Get External Information
ReAct: Synergizing Reasoning and Acting in Language Models Yao et al., 2022
- generate both reasoning traces and task-specific actions in an interleaved manner, allowing for greater synergy between the two: reasoning traces help the model induce, track, and update action plans as well as handle exceptions, while actions allow it to interface with and gather additional information from external sources such as knowledge bases or environments.
- Concretely, on question answering (HotpotQA) and fact verification (Fever), ReAct overcomes prevalent issues of hallucination and error propagation in chain-of-thought reasoning by interacting with a simple Wikipedia API, and generating human-like task-solving trajectories that are more interpretable than baselines without reasoning traces.
Reflexion: Language Agents with Verbal Reinforcement Learning Shinn et al. 2023
Reflexion consists of:
- An Actor: The Actor is built on a large language model (LLM) that is specifically prompted to generate the necessary text and actions based on state observations.
- An Evaluator: The Evaluator component of the Reflexion framework assesses the quality of the outputs produced by the Actor.
- Self-Reflection: The Self-Reflection model, instantiated as an LLM, generates verbal self-reflections to provide valuable feedback for future trials, playing a crucial role in the Reflexion framework.
- Memory: The trajectory history serves as short-term memory, while outputs from the Self-Reflection model are stored in long-term memory.

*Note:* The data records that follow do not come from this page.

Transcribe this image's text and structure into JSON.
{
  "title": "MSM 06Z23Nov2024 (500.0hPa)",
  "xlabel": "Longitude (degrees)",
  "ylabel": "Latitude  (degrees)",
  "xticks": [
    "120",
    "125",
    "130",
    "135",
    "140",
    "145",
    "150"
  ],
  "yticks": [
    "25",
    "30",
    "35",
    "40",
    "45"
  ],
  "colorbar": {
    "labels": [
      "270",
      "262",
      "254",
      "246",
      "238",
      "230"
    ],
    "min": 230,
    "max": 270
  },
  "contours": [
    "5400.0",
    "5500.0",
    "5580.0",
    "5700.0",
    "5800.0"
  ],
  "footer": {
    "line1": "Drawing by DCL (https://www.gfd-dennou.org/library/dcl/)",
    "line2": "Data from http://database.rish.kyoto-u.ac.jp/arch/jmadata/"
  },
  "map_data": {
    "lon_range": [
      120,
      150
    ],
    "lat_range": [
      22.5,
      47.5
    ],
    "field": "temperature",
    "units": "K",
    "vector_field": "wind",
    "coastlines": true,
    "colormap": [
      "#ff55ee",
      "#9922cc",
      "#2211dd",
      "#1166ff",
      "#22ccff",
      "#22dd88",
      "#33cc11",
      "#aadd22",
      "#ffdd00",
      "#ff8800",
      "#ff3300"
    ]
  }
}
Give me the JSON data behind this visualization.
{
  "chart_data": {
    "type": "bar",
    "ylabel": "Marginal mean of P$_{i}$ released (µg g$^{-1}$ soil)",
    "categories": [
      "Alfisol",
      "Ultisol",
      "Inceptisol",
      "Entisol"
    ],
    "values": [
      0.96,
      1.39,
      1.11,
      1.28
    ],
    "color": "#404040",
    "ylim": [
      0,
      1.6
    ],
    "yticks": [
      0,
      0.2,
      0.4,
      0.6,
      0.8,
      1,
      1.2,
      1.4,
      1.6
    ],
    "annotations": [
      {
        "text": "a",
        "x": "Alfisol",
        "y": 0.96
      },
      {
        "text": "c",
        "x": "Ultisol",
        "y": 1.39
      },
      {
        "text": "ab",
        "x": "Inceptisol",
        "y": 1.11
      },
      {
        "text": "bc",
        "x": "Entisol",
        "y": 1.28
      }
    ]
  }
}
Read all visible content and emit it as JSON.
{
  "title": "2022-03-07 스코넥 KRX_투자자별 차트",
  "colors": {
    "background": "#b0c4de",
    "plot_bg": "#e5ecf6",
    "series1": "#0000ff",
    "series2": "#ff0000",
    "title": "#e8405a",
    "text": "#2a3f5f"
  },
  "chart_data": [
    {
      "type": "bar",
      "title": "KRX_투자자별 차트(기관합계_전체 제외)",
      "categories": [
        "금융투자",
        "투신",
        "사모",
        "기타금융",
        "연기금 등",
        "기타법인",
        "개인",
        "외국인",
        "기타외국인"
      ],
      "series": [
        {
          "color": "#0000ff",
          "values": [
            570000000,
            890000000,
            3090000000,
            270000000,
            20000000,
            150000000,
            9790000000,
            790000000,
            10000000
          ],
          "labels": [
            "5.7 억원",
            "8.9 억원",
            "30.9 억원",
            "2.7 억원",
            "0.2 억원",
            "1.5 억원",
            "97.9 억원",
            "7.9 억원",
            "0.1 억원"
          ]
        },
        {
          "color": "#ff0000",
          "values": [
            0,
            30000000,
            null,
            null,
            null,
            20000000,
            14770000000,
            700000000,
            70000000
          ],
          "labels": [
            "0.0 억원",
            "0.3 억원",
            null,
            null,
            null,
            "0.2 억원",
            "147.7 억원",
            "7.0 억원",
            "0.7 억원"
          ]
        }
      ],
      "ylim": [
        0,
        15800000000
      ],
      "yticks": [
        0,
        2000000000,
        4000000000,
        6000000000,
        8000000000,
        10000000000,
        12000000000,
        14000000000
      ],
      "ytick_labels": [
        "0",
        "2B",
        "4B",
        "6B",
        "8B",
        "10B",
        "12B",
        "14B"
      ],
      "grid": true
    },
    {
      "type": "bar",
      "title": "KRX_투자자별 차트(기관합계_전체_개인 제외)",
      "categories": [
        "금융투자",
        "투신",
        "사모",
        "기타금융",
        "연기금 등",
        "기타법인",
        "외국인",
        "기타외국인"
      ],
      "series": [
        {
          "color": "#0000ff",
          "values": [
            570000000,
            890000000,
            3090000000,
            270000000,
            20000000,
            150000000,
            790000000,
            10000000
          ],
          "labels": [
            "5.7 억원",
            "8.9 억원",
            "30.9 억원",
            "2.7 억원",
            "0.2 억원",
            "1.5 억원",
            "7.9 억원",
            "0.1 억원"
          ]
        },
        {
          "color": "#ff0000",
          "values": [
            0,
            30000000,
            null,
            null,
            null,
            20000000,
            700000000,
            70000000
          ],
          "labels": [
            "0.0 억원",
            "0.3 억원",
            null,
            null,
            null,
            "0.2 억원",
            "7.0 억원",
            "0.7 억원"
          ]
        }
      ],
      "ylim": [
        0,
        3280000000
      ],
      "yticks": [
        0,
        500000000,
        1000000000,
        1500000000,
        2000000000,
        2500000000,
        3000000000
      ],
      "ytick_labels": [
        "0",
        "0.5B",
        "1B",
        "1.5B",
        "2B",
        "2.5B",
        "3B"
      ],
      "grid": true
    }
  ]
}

Chain-of-Knowledge: Grounding Large Language Models via Dynamic Knowledge Adapting over Heterogeneous Sources Li et al 2023
CoVE
Chain-of-Verification Reduces Hallucination in Large Language Models Dhuliawala et al 2023
- CoVE is a method to reduce hallucination by (i) drafts an initial response, then (ii) plans verification questions to fact-check its draft; (iii) answers those questions independently so the answers are not biased by other responses; and (iv) generates its final verified response.
Prompt automation and optimization
APE: Large Language Models Are Human-Level Prompt Engineers Zhou et al., (2022)
- Treat the instruction as the “program,” optimized by searching over a pool of instruction candidates proposed by an LLM in order to maximize a chosen score function
OPRO: Large Language Models as Optimizers Yang et al 2023
- In each optimization step, the LLM generates new solutions from the prompt that contains previously generated solutions with their values, then the new solutions are evaluated and added to the prompt for the next optimization step.